2. M. A se borne à produire l'arrêté du préfet de la Gironde en date du 23 juillet 2024 portant à son encontre refus de séjour, obligation de quitter le territoire français dans le délai de trente jours et décision fixant le pays de destination. Sa requête en référé ne contient l'exposé même sommaire d'aucun fait ni moyen et ne justifie pas de l'urgence de l'affaire, en méconnaissance des dispositions précitées de l'article R. 522-1 du code de justice administrative.

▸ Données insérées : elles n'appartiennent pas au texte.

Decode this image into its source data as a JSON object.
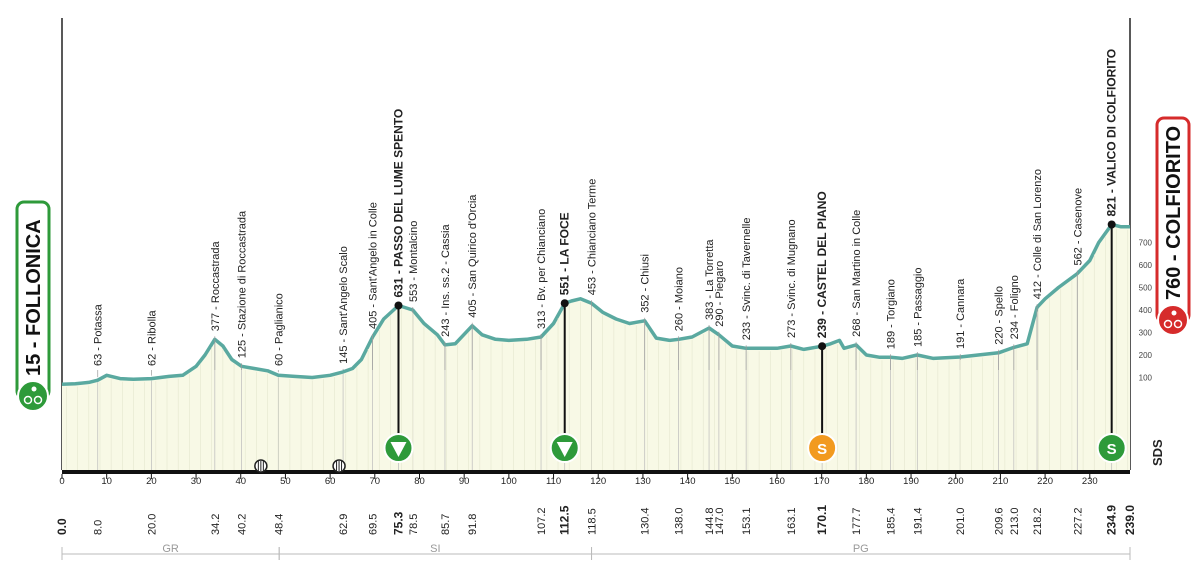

En outre, M. A n'a pas introduit par ailleurs de requête distincte à fin d'annulation contre l'arrêté du 23 juillet 2024. Sa requête est, dès lors, manifestement irrecevable et doit être rejetée selon la procédure prévue à l'article L. 522-3 du code de justice administrative.

ORDONNE :

Article 1er : La requête de M. A est rejetée.

Article 2 : La présente ordonnance sera notifiée à M. B A. Copie en sera adressée au préfet de la Gironde.

Fait à Bordeaux, le 8 août 2024.

Le juge des référés,

G. NAUD

La République mande et ordonne au préfet de la Gironde en ce qui le concerne ou à tous commissaires de justice à ce requis en ce qui concerne les voies de droit commun contre les parties privées, de pourvoir à l'exécution de la présente décision.